1. Executive Summary: Jobs
Disruptive changes to business models will have a profound impact on the employment landscape over the coming years. Many of the major drivers of transformation currently affecting global industries are expected to have a significant impact on jobs, ranging from significant job creation to job displacement, and from heightened labour productivity to widening skills gaps. In many industries and countries, the most in-demand occupations or specialities did not exist 10 or even five years ago, and the pace of change is set to accelerate. By one popular estimate, 65% of children entering primary school today will ultimately end up working in completely new job types that don’t yet exist. In such a rapidly evolving employment landscape, the ability to anticipate and prepare for future skills requirements, job content and the aggregate effect on employment is increasingly critical for businesses, governments and individuals in order to fully seize the opportunities presented by these trends—and to mitigate undesirable outcomes. The World Economic Forum’s Future of Jobs Report seeks to understand the current and future impact of key disruptions on employment levels, skill sets and recruitment patterns in different industries and countries. It does so by asking the Chief Human Resources Officers (CHROs) of today’s largest employers to imagine how jobs in their industry will change up to the year 2020.
2. Executive Summary: Gender Gap
Technological, socio-economic, geopolitical and demographic developments and the interactions between them will generate new categories of jobs and occupations while partly or wholly displacing others. In addition, as whole industries adjust and new ones are born, many current occupations will undergo a fundamental transformation. As the Fourth Industrial Revolution takes hold in different industries and job families, it will affect female and male workers in distinct ways.

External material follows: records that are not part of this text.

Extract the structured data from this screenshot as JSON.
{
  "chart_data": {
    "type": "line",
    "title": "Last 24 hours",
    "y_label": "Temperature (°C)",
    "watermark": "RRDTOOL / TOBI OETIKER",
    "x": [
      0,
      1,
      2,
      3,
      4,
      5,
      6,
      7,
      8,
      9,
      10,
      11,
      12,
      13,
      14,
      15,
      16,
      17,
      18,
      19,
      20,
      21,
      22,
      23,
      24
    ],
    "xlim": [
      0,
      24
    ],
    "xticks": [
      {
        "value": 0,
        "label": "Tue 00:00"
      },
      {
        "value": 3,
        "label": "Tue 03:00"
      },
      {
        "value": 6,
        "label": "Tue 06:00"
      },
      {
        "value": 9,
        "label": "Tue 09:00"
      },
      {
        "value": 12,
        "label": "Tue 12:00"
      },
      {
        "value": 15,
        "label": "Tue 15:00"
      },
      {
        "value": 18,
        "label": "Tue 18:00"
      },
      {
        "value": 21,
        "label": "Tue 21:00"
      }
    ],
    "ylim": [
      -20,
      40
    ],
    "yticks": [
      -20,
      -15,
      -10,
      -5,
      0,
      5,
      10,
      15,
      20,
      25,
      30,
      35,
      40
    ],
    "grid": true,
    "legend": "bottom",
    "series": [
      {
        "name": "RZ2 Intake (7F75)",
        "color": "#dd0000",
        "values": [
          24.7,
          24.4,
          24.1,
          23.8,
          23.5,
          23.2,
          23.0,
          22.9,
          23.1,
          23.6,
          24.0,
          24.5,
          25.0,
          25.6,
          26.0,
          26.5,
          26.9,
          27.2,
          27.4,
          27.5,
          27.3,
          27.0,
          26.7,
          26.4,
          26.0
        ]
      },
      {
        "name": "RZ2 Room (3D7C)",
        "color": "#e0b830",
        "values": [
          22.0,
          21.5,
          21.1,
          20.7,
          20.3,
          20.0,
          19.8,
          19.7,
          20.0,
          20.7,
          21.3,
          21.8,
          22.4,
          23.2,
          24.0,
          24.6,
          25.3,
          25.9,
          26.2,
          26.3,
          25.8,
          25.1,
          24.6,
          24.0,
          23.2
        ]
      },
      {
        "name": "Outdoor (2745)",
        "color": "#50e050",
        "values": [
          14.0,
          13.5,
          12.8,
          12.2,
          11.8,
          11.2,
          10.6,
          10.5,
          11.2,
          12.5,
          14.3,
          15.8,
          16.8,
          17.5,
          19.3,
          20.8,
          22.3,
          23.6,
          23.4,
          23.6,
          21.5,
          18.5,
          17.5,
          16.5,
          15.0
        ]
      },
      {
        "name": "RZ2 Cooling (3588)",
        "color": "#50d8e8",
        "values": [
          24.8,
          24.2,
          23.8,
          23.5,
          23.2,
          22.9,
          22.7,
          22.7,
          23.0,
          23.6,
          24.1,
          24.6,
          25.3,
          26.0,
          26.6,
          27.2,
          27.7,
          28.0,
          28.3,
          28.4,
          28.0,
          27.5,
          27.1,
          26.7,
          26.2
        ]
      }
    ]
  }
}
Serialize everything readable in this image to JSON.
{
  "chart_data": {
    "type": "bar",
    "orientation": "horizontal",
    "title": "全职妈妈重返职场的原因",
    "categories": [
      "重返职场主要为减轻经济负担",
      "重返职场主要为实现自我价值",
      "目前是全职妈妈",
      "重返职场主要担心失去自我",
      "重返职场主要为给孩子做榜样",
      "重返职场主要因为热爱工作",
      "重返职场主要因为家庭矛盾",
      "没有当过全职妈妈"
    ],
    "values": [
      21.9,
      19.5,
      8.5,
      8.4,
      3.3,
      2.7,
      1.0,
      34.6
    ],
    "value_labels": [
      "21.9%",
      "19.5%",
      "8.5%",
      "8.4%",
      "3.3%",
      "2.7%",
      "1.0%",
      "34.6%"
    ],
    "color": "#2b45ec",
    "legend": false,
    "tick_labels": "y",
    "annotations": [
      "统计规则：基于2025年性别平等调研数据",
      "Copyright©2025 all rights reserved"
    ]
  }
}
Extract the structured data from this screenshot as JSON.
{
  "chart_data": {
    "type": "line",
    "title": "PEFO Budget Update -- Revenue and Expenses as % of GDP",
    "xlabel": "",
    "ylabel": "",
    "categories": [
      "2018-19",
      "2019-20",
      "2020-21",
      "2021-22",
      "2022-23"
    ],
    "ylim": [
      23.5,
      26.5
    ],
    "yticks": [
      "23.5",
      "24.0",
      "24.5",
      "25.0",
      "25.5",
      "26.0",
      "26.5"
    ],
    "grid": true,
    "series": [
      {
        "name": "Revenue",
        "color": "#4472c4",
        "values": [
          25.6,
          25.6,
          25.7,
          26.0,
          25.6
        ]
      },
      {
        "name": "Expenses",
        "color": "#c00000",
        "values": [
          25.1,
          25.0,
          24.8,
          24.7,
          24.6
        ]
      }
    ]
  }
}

By their very nature, many of the major drivers of transformation currently affecting global industries have the potential to enable the narrowing of industry gender gaps that continue to be widespread in most industries today, aggravating hiring processes and future workforce planning due to a more restricted talent pool. As industries prepare to adapt to disruptive change, tackling gender gaps could also unlock new opportunities for growth. The Future of Jobs Report seeks to understand the current and future impact of key disruptions on recruitment patterns and gender gaps in different industries and countries. It does so by asking the Chief Human Resources Officers (CHROs) of today’s largest employers to imagine how jobs in their industry and women’s participation in the workforce will change up to the year 2020.